Dave Jordano Detroit: Unbroken Down

At RayKo Photo Center: June 15-July 26, 2016
I met Dave Jordano at Review Santa Fe more than seven years ago. This is a particularly good portfolio review because the participants are juried into the festival. Dave Jordano was the last artist I met with at that review... I remember seeing him meeting with another reviewer and I thought, "I've got to see what that photographer is showing." It looked powerful, even from a distance. At the time, he was showing work from his project, "Articles of Faith," which documented African-American storefront churches in Chicago. Jordano photographed the interiors of these churches; his images of these luminous, decorated spaces captured so much more than their exteriors could ever reveal. I was honored to feature him in a show I curated called simply, "Faith," where his work was met with a great response.

Now I am lucky that six years later, I get to show another of Dave Jordano's incredible long-term projects, "Detroit: Unbroken Down." This one about a place that has often been in the news and which also happens to be the photographer's birthplace. Dave Jordano returned to his hometown of Detroit to document the people who still live in what has become one of the country's most economically challenging cities. Stricken with mass abandonment through years of white flight to the suburbs, unemployment hovering at almost three times the national average, city services cut to the bone, a real estate collapse of massive proportions that stripped the tax base bare, and ultimately filing the largest municipal bankruptcy in U.S. history, Jordano searches for the hope and perseverance of those who have had to endure the hardship of living in a post-industrial city that has fallen on the hardest of times.


Diane sleeping, Detroit 2013


Glemie, Detroit 2011

From the lower southeast side where urban renewal and government programs slowly became the benchmark of civic failure, to the dwindling enclaves of neighborhoods like Delray and Poletown, blue-collar neighborhoods that have all but vanished, Jordano seeks to dispel the popular myth perpetrated through the media that Detroit is an empty wasteland devoid of people. Through the many acquaintances he encounters along the way, from a homeless man who decided to build his own one room structure on an abandoned industrial lot because he was tired of sleeping on public benches, to a group of squatters who repurpose long abandoned houses on a street called Goldengate, Jordano brings to the forefront a message of hope and endurance to an otherwise greatly misunderstood and misrepresented city. "Detroit: Unbroken Down" is not a document solely about what's been destroyed, but even more critically, about all that has been left behind and those who remain to cope with it.

Dave Jordano will be signing copies of his his new monograph, "Detroit: Unbroken Down" at his solo show opening at RayKo Photo Center on June 15 from 6-8pm. If you can't attend the reception, the exhibition will be on view through July 26, 2016. This is a must see and a great story of the struggles and hopefully ultimately the triumph of a once-great American city.


Group with Hydrant, Detroit 2012


Riot Training, Detroit 2010


Lynn Guytong, Detroit 2010

All about Dave Jordano
Dave Jordano was born in Detroit, Michigan in 1948. He received a BFA in photography from the College for Creative Studies in 1974. In 1977 he established a successful commercial photography studio in Chicago, IL, shooting major print campaigns for national advertising agencies.

As a mid-career fine art photographer, he was awarded an honorable mention in the Houston Center for Photography's Long Term Fellowship Project in 2003, and received the Curator's Choice Award the following year. In 2006, 2008, and 2013 he was a three time top twenty finalist in Photolucida's "Critical Mass" national photographic book award in Portland, Oregon.

In 2012 and 2014 he was a finalist in LensCultures International Exposure Awards. He was also selected for inclusion in "One Hundred Portfolios", a compilation featuring the work of 100 leading photographers from around the world and sponsored by Wright State University, Dayton, OH. A major exhibition of his work from his "Articles of Faith" project was held at the Chicago Cultural Center, Chicago, Illinois in 2009.

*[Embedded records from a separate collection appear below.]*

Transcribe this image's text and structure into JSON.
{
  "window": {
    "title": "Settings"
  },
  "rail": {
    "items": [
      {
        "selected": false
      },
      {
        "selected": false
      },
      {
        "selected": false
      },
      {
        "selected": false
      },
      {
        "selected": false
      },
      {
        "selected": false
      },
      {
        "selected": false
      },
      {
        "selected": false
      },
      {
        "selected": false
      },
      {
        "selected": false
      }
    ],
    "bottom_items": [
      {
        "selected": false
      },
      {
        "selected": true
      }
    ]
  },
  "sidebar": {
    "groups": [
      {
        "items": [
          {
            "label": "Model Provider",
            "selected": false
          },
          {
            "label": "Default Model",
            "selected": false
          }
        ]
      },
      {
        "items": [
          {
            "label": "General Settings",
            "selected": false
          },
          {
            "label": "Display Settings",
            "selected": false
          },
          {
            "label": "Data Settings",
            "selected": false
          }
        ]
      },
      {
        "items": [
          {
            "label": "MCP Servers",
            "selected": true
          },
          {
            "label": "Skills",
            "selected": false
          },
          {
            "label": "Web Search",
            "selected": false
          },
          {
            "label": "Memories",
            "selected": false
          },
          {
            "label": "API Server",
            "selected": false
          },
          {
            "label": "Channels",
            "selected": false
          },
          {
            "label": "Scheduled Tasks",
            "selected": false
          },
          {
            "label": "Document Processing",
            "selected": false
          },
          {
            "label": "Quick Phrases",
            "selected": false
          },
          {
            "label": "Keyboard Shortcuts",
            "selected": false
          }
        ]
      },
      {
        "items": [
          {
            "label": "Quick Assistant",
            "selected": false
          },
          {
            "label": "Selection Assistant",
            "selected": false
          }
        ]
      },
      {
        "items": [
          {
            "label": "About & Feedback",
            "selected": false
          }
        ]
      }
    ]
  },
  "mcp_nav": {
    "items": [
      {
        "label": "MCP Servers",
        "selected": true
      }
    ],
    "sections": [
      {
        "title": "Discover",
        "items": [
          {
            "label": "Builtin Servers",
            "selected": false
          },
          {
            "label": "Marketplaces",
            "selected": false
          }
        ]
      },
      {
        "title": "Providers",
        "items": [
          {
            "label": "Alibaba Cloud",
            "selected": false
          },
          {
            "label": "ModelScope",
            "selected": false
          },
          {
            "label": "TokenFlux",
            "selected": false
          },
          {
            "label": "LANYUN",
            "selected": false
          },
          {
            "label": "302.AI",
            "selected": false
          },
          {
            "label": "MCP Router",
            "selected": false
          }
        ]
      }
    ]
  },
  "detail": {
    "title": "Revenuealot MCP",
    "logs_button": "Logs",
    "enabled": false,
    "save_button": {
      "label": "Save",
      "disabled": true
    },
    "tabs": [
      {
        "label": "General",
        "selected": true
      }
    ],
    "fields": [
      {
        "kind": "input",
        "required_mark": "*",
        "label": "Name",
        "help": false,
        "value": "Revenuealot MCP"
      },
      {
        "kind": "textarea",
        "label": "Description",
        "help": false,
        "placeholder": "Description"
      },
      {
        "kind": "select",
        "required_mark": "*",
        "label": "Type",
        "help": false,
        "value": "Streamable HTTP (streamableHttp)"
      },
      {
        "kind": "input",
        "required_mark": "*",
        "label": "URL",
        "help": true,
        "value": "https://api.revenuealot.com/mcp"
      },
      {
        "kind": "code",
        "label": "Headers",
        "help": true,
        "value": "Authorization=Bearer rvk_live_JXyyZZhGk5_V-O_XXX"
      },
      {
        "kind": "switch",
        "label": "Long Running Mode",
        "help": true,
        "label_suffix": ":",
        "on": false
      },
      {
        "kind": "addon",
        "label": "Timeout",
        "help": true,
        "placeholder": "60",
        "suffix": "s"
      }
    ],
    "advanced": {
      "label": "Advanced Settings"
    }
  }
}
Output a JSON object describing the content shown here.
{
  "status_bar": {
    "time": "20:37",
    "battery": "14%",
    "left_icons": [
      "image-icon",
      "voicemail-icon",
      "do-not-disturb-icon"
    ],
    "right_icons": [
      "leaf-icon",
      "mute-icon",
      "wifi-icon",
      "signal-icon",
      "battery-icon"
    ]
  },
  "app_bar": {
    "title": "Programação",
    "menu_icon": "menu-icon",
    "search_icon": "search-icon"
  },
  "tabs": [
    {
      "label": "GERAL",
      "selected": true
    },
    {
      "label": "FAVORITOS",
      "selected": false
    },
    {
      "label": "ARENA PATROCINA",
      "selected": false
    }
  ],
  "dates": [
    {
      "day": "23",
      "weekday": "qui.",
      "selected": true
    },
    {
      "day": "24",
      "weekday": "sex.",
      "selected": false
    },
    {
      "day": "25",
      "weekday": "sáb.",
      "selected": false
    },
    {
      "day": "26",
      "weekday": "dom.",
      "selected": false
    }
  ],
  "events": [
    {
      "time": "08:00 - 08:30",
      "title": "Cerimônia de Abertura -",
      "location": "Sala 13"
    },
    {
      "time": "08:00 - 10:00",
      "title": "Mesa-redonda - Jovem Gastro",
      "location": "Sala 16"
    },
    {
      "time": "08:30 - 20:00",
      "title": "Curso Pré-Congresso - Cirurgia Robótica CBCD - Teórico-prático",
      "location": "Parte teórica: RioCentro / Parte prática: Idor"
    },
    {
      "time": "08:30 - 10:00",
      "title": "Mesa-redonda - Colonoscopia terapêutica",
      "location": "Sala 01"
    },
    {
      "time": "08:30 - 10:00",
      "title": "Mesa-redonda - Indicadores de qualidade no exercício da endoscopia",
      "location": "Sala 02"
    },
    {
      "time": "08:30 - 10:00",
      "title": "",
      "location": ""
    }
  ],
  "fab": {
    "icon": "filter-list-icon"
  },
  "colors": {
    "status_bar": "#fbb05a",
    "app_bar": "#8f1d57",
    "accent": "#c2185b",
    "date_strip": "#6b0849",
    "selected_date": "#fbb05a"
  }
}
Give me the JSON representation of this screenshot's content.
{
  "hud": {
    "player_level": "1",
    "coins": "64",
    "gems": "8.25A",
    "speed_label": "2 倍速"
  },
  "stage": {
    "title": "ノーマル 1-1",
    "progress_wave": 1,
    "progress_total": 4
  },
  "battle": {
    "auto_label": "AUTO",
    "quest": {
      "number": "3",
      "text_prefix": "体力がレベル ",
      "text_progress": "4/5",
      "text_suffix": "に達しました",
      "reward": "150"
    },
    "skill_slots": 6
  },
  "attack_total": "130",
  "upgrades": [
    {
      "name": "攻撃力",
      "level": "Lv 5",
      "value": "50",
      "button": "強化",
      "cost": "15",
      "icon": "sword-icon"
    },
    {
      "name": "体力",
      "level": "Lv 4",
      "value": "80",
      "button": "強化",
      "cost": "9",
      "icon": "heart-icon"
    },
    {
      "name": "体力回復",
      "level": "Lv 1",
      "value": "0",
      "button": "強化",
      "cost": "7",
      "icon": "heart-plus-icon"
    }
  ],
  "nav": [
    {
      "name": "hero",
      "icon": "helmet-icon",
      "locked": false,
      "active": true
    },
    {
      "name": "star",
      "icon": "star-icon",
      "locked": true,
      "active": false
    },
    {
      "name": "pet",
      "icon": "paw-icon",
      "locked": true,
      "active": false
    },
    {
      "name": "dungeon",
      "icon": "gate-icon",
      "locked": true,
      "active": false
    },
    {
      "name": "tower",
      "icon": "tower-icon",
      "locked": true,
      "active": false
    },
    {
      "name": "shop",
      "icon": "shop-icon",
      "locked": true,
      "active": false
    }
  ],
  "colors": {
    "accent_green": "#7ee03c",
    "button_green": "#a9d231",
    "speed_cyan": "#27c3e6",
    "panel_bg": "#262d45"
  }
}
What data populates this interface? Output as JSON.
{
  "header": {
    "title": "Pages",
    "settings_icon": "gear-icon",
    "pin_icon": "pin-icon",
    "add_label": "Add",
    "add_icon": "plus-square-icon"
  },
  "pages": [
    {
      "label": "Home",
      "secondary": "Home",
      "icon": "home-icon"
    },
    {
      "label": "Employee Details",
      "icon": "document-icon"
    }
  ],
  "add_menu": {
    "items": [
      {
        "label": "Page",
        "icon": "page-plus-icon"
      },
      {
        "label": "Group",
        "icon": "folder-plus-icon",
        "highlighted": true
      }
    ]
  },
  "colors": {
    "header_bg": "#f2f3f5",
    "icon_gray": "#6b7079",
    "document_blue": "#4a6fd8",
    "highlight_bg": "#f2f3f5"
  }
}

In 2015 Jordano won the prestigious $50,000 Canadian AIMIA AGO Photography Prize and became a finalist in the 2016 Outwin Boochever Portrait Competition Award, exhibited at National Portrait Gallery, Smithsonian Institution, Washington DC.

Jordano has had solo shows both nationally and internationally and his work is included in the permanent collection of several private, corporate, and museum institutions, most notably the Museum of Contemporary Photography, Chicago, IL, The Museum of Fine Arts Boston, The Museum of Fine Arts Houston, The Detroit Institute of Arts, The Detroit Historical Museum, The Mary & Leigh Block Museum of Art at Northwestern University, Evanston, IL, the Harris Bank Collection, and the Federal Reserve Bank.

His previous book, published by the Center for American Places at Columbia College, Chicago titled, "Articles of Faith, Small African-American Community Churches of Chicago", was released in April 2009.

His current project titled, "Detroit: Unbroken Down" documents the cultural and societal changes of his hometown of Detroit and was published by PowerHouse Books in the fall of 2015. Dave Jordano currently lives in Chicago, Illinois.